As the meeting broke up at 1 a.m., some participants who had come in with "Hello, Senator" left with "Goodbye, George." Communication had been started, but as one liberal Governor observed: "The big question is whether the Senator can really moderate his positions to the point where he can challenge Nixon for the center. He must do this to win, but I suspect he may be trapped by the fanaticism of his youthful supporters."
Later in the week, McGovern blurred his welfare proposals to the point that they were almost indistinguishable from the President's. "We start from the same assumption," McGovern said, "the need to develop some kind of program to provide income supplements for working people." Campaigning in New York, he told reporters that his figure of a $1,000 income supplement for all Americans was not a hard-and-fast proposal but only "one possibility." He continued to believe that his alternative defense budget would stand up, "give or take a little " but he only planned to ask the convention to accept the idea of reducing arms expenditures in order to increase domestic investment.
In another conciliatory expedition, McGovern plans a tour through the South, even though the region would probably be near-solid Nixon territory.

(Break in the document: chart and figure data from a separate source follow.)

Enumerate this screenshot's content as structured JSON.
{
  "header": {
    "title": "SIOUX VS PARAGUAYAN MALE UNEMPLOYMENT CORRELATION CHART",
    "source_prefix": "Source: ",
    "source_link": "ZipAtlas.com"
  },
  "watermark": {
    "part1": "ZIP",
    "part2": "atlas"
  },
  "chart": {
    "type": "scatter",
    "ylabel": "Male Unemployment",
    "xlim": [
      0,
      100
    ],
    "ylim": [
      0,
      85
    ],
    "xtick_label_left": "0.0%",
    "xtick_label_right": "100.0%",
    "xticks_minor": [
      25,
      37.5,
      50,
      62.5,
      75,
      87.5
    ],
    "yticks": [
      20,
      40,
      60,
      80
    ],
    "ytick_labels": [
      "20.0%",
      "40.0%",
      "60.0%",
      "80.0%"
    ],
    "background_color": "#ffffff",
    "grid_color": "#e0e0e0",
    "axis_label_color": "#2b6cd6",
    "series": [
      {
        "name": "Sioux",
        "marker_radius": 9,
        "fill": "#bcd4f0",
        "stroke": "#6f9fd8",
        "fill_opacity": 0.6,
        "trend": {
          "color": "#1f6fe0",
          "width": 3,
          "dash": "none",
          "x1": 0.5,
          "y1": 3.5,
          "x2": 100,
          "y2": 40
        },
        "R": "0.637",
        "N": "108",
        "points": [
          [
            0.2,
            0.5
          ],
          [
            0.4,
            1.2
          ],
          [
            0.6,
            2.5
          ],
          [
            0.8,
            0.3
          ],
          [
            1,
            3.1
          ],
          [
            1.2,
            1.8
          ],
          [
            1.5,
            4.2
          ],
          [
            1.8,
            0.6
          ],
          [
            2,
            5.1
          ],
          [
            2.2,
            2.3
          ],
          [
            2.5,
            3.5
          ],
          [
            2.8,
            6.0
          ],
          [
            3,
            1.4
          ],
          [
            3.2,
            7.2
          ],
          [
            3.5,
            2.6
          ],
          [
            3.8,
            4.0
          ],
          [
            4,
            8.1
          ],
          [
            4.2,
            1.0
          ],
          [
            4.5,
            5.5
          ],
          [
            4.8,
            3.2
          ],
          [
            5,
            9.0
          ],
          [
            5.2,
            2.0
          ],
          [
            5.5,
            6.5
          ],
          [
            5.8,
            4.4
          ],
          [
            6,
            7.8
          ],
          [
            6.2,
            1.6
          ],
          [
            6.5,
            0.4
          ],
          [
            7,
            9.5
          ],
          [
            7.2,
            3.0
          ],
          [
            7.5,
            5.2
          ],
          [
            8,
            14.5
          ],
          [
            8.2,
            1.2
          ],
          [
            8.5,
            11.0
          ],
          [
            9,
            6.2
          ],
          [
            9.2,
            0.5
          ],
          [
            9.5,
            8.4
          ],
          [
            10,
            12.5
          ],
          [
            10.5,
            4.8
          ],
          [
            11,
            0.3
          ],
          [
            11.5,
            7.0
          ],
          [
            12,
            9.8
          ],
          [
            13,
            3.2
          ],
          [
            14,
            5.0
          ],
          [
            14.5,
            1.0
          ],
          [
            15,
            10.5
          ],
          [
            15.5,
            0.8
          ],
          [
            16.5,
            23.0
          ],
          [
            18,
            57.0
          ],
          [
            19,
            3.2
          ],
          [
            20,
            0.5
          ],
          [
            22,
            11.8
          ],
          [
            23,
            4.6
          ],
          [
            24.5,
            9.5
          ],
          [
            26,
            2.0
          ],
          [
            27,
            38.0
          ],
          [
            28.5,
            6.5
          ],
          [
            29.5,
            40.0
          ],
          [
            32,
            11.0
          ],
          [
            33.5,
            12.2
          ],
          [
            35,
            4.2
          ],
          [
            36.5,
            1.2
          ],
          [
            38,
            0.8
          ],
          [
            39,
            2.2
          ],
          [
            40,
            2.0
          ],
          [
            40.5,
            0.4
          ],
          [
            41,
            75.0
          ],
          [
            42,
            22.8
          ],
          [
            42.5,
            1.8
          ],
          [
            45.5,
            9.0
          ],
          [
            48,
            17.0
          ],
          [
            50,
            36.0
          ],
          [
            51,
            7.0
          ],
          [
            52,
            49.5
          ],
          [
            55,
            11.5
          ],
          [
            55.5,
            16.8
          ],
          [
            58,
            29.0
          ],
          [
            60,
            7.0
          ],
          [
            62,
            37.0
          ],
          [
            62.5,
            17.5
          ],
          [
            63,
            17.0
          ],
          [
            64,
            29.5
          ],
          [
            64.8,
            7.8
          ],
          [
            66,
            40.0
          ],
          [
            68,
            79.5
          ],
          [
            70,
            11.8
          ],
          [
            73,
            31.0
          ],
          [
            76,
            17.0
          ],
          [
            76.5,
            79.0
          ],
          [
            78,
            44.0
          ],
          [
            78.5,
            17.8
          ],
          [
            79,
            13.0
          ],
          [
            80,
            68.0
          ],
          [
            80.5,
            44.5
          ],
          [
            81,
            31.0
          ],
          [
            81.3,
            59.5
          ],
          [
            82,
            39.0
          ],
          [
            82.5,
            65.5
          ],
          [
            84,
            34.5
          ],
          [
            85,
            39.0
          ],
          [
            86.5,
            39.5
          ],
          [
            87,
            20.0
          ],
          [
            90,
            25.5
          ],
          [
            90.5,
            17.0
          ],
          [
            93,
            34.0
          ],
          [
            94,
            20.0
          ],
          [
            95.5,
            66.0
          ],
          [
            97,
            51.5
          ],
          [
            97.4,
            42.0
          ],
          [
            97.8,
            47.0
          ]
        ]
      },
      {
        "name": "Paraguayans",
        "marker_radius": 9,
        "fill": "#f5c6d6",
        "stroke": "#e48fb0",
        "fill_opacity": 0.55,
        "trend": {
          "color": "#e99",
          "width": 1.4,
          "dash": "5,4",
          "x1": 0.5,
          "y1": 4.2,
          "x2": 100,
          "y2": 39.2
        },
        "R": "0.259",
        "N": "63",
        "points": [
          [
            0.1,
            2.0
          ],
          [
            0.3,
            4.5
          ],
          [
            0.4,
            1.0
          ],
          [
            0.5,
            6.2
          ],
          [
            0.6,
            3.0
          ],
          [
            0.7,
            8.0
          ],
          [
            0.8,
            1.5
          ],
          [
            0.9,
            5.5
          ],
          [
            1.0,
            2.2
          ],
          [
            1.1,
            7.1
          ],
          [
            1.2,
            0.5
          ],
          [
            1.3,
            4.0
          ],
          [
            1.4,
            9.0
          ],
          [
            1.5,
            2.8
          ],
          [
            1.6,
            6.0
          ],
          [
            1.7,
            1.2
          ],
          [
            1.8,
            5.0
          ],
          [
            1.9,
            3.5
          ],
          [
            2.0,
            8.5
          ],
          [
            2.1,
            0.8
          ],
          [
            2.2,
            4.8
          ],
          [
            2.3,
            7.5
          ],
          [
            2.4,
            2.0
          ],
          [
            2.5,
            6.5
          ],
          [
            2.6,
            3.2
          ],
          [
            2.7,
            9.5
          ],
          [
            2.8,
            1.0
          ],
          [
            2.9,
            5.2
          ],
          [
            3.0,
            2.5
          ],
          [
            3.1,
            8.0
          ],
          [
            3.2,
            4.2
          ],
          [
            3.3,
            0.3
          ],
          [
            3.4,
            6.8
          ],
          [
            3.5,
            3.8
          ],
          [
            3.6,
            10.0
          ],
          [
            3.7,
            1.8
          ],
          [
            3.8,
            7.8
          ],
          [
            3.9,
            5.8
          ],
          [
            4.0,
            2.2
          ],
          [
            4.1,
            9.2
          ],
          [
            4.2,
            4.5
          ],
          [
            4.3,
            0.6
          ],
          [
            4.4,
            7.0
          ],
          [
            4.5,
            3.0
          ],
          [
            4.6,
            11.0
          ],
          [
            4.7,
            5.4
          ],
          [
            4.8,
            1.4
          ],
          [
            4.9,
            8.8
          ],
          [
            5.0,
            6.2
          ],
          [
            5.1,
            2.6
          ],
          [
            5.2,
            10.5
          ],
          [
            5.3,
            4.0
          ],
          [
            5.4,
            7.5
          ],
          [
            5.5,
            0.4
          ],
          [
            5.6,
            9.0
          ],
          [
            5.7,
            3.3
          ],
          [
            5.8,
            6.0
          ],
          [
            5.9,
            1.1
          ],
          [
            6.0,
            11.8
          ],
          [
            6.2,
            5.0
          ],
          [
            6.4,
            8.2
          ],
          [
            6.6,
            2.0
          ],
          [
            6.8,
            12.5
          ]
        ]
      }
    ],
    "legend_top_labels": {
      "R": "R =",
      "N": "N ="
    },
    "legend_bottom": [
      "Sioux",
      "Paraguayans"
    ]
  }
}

His own followers sometimes forget that McGovern, a Democrat from a conservative, Republican stronghold, long since learned to survive by the politician's arts. It is such political instincts that are now easing him back toward the party's middle--a delicate maneuver in which McGovern is playing for the highest prize at the risk of his credibility and the constituency that has brought the prize so close.